Published: 08/07/2021
Category: On The Job
Published: 08/07/2021
Category: On The Job

For millions of Australian workers, there is seemingly no end in sight to the disruption and uncertainty that Scott Morrison’s mishandling of this punishing pandemic has wrought.

As Sydney endures a third successive week of lockdowns due to the latest Covid-19 outbreak, and various parts of the country enforce a litany of restrictions and border closures, the absence of a clear, concerted national strategy to vaccinate Australians is being exposed as a calamity.

Even former Liberal Prime Minister, Malcolm Turnbull, has slammed the shambolic handling of this crisis saying, “I can’t think of a bigger black-and-white failure of public administration than this.”

For the 30 per cent of Australia’s workforce who rely on insecure work, jobs that don’t offer sick pay, holiday pay or other entitlements, the continuing chaos that accompanies every lockdown or restriction regime required to protect public health means one thing for them – a loss of work and income.

Without the protection offered by the JobKeeper and JobSeeker schemes that were fought for and won by Australian Unions and workers when the pandemic broke in early 2020, this latest lockdown in Sydney is driving many workers and their families to the brink of a financial crisis.

ACTU President, Michele O’Neil, backs the public health measures that health authorities feel they must take to protect their communities. She told ‘On the Job’ she is in no doubt that where the responsibility lies for the predicament workers find themselves in.

“Unions understand and support public health directives that make sure workers and their communities are safe. What we can’t abide though, is a total absence of an intensive, strategic, national vaccination program,” O’Neil said.

ACTU President Michele O’Neil

“A lack of urgency and action on vaccinations in this country has left millions of Australians in insecure work living on the edge, not knowing if the next outbreak or COVID hotspot will mean another lockdown and the loss of work and income that goes with it.”

Certain sectors of the economy have been hit harder than most, none more so than the hospitality industry.

By its very nature, hospitality services like cafes, pubs, restaurants and clubs are social spaces, their very purpose being to bring people together.

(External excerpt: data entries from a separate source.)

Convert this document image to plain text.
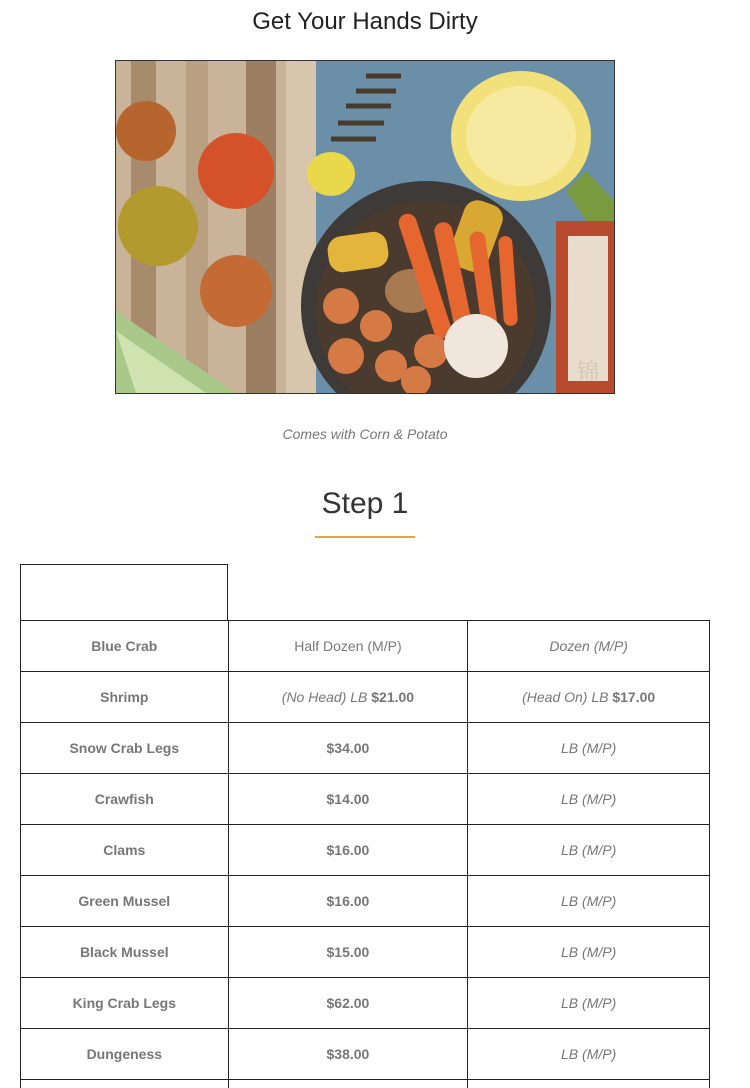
Get Your Hands Dirty
锦
Comes with Corn & Potato
Step 1
Blue Crab	Half Dozen (M/P)	Dozen (M/P)
Shrimp	(No Head) LB $21.00	(Head On) LB $17.00
Snow Crab Legs	$34.00	LB (M/P)
Crawfish	$14.00	LB (M/P)
Clams	$16.00	LB (M/P)
Green Mussel	$16.00	LB (M/P)
Black Mussel	$15.00	LB (M/P)
King Crab Legs	$62.00	LB (M/P)
Dungeness	$38.00	LB (M/P)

Because Australia’s vaccination rollout is such a mess, our only protection from an uncontrollable surge of the Covid-19 virus remains staying apart from one another. That is an unmitigated disaster for hundreds of thousands of hospitality workers whose incomes vanishes every time there is an outbreak of COVID-19.

Jess Browning is the digital organiser with Hospo Voice, a union that represents workers in the industry. She told “On the Job” that hospitality workers are struggling.

“Many people [in hospitality] are in insecure work and with the changing restrictions and circumstances at the moment, they’re finding it really hard to plan ahead,” Browning said.

“There are two really big issues. Firstly, there is the financial impact. Casual workers are usually the first to be let go when there’s any changes [like lockdowns or restrictions].

“The other thing is the impact of the endless uncertainty. It’s creating real mental health issues for people, not knowing whether or not you’re going to have work. You can’t assume you’ll have a job in a month’s time let alone six months away, and it makes it impossible to plan your life.

The crisis that these workers are facing today which has been created by the failed vaccine rollout is made more acute by the lack of the wholesale support that was on offer to workers at the start of the pandemic, according to Michele O’Neil.

“JobKeeper and JobSeeker were two initiatives that Australian Unions dragged this government to institute, and they gave Australian workers some security during the first year of the pandemic. We’re 18 months into this pandemic with no real road map out of it, and the only thing that has changed is Scott Morrison removing the financial support that JobKeeper and JobSeeker provided,” the ACTU President said.

“This has become the perfect storm for Scott Morrison’s insecure work economy. Having happily leftover 30 per cent of Australian workers in jobs without entitlements, he’s now strolling through a vaccine rollout that has left the population woefully exposed to the disease. As a result, it’s destroying any sense of financial certainty for millions of hard-working Australians trapped in his insecure work economy.” 

“They have abandoned some of the most at-risk workers in aged and disability care, promising and then failing to deliver in-workplace vaccinations.”

For Jess Browning, her concern for workers in the industry is growing on a weekly basis, as it becomes increasingly clear that Australia will not reach a vaccination status within the community that will allow it to open up any time soon.

“It’s really tough. Even with JobKeeper and JobSeeker we were doing it tough.

“This time around, people have less savings to fall back on and the very limited Government support is completely inadequate.

“People have already taken money out of their superannuation which was a terrible way to deal with it in the first place. I think there’s a lot of people calling in favours, having to move in with their family, and who are really afraid about whether or not they’re going to be able to support themselves.”